To intensify the awareness on hypertension through a needed multi–sectoral approach and in observance of the Hypertension Awareness Month (as declared in Presidential Proclamation 1761), the DOH together with the International Society of Hypertension (ISH), World Hypertension League (WHL), and our local coordinating society Philippine Society of Hypertension and Philippine Heart Association will conduct a blood pressure (BP) screening initiative for the whole month of May.
“We have an ambitious goal during the month of May 2017 to screen 25-million people, who have not had their BPs measured since April 30, 2016, during the month of May 2017. To reach this target, each day throughout May, we will need to screen for example an average of 100 people in 100 sites in each of 100 countries (100 x 100 x 100 x 25 = 25 million!),” said ISH president Neil Poulter.
“We appreciate that the number of sites will vary from country to country based on the population size. But a target to screen one percent of the population of each country will also get us to target,” he added.
This initiative is part of a global BP screening towards achieving the goal to screen 25-million people worldwide where the Philippines is one of the lead countries crusading this cause through its local campaign called May Measurement Month 2017 (MMM17) with a theme #BantayBP “Magpa-check at mag-monitor. Now na!”
DOH is targeting at least 1.7-million Filipinos, 18 years old and above, who have not undergone BP measurement for the past year. There will be a nationwide screening for the whole month of May in the rural health units, health centers, barangay health stations, and other healthcare facilities.
“Do not be a victim of the silent killer, make a move now and take control of your blood pressure. Achieve a healthy and long life!” Secretary Ubial appealed.
Hypertension or high blood pressure increases the risk of developing heart disease and stroke, chronic kidney failure, and peripheral vascular disease. It occurs when the blood pressure, or force of blood pushing against the blood vessel walls, gets too high and stays that way.
Hypertension is dubbed a “silent killer” because it doesn’t have early signs or symptoms. A person can look and feel great and still have hypertension. You can also be young and have the disease. It can affect anyone at any age, even children.

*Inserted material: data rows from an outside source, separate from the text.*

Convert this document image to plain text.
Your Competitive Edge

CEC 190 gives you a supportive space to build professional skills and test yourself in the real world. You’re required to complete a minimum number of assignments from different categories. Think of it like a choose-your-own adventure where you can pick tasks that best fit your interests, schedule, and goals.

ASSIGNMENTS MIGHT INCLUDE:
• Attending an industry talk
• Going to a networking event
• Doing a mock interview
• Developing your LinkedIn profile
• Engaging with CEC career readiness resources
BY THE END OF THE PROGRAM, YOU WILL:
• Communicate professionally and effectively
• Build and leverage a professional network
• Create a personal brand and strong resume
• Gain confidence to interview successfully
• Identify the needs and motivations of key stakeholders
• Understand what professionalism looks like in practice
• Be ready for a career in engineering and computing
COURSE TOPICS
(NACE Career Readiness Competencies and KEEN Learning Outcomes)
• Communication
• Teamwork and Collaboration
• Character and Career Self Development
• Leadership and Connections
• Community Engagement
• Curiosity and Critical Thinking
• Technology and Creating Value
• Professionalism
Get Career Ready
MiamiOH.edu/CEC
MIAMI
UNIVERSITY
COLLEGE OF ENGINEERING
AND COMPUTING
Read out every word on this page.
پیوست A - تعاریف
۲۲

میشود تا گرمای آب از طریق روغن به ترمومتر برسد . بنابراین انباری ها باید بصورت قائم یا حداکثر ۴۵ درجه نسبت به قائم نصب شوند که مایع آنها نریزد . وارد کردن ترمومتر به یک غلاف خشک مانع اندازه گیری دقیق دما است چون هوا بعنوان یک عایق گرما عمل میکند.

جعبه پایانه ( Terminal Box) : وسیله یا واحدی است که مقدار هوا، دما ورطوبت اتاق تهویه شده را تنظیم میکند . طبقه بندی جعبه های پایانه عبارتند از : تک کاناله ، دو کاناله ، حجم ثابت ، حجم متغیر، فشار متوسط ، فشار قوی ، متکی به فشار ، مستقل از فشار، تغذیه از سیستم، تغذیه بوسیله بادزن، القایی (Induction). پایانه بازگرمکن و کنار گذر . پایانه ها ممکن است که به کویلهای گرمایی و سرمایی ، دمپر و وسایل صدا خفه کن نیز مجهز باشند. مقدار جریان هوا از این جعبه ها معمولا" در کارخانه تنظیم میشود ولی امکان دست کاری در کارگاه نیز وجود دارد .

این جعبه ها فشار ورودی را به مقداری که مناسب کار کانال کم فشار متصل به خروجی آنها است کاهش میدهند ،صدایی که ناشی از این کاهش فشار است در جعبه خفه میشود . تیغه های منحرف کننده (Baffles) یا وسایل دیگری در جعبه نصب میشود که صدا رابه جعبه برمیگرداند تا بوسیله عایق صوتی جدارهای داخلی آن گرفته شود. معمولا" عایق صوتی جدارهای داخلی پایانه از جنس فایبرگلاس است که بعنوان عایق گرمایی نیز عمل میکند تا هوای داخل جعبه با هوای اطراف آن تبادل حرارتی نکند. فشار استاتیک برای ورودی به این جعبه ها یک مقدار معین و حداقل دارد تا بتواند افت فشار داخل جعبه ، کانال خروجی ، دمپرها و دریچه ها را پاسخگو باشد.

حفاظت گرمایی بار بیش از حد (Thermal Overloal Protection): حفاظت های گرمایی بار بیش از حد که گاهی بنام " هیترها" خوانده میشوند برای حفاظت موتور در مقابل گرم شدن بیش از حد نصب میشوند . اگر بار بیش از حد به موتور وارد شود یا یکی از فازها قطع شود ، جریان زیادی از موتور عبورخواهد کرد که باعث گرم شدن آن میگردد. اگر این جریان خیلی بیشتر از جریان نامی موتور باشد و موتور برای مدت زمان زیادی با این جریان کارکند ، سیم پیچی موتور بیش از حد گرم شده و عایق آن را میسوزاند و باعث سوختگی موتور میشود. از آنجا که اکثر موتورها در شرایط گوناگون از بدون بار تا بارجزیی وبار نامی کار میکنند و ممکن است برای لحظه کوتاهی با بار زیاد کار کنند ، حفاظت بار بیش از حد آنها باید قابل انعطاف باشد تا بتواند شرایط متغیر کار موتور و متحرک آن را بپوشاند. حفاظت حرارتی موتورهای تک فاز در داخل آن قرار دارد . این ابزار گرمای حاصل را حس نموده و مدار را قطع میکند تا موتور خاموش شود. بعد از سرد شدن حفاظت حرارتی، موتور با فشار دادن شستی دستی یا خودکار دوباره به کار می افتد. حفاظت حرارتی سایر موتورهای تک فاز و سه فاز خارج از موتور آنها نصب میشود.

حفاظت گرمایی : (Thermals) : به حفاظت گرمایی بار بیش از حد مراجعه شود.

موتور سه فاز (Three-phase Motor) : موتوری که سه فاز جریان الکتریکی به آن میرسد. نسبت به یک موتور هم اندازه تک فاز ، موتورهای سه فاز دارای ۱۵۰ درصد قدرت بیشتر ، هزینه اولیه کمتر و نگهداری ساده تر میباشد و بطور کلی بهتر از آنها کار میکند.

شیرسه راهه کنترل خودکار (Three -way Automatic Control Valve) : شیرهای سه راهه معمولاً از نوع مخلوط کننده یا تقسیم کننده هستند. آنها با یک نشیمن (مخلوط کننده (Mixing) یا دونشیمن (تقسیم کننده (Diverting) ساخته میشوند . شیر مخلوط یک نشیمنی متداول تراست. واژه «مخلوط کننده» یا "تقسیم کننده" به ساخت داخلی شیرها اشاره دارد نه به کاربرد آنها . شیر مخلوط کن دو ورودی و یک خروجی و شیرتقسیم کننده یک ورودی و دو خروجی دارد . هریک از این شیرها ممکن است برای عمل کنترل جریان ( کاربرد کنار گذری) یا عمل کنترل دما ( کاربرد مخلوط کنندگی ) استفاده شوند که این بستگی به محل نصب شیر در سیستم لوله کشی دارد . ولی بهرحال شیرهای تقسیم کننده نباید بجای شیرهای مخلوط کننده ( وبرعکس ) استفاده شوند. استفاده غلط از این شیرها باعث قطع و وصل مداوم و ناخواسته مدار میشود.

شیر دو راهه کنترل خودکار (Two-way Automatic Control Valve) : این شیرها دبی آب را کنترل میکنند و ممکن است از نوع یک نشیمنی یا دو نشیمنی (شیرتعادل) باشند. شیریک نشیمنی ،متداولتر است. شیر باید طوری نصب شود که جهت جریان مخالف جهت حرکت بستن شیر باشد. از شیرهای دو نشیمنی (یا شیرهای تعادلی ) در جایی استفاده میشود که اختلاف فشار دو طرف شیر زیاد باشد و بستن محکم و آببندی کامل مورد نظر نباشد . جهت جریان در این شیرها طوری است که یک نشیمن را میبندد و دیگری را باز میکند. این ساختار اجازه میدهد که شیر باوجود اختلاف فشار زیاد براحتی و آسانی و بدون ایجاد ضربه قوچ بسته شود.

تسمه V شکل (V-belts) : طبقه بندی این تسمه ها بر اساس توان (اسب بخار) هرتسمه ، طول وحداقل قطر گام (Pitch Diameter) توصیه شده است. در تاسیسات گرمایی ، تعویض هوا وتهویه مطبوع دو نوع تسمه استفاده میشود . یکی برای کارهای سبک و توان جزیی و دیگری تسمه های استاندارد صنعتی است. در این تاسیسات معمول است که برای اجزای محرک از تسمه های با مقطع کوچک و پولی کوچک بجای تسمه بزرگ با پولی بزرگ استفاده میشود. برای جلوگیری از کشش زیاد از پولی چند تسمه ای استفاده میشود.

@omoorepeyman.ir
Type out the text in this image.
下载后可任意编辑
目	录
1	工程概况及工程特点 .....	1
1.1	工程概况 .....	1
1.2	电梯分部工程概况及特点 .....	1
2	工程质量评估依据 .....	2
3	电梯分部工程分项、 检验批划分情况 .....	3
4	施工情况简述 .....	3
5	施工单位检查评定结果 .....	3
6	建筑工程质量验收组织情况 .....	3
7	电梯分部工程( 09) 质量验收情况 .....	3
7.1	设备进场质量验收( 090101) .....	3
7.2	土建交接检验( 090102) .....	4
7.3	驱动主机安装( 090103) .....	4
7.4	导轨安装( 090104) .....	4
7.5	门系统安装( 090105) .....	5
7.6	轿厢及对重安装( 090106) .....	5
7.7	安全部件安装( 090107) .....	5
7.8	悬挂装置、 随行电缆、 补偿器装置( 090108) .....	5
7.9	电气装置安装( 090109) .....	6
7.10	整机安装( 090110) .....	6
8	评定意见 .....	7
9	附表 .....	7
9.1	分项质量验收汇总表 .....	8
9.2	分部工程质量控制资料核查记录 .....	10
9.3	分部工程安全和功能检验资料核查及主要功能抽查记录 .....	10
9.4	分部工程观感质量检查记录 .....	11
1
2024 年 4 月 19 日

When your blood pressure is taken, there are two numbers. The top number, or systolic blood pressure, measures when the heart pumps or contracts while the bottom number, or diastolic blood pressure, measures when the heart is resting or relaxing.
Health professionals in general agree that the upper range of normal blood pressure should be 130/80 or less. The lower your numbers, the better.
The key risk factors for hypertension include family history of hypertension, high salt or sodium intake, high fat intake, obesity, smoking, excessive alcohol intake, insufficient physical activity or exercise, and chronic or continuous stress. Some women who use oral contraceptives may also have an increased risk of developing hypertension.
Lifestyle adaptations to prevent or manage hypertension should include weight control, active and regular exercise, limiting salt intake to no more than 2.4 grams a day, limiting alcohol intake to no more than one ounce a day, taking the minimum daily requirement of potassium, calcium, and magnesium, plus avoiding excessive emotional stress.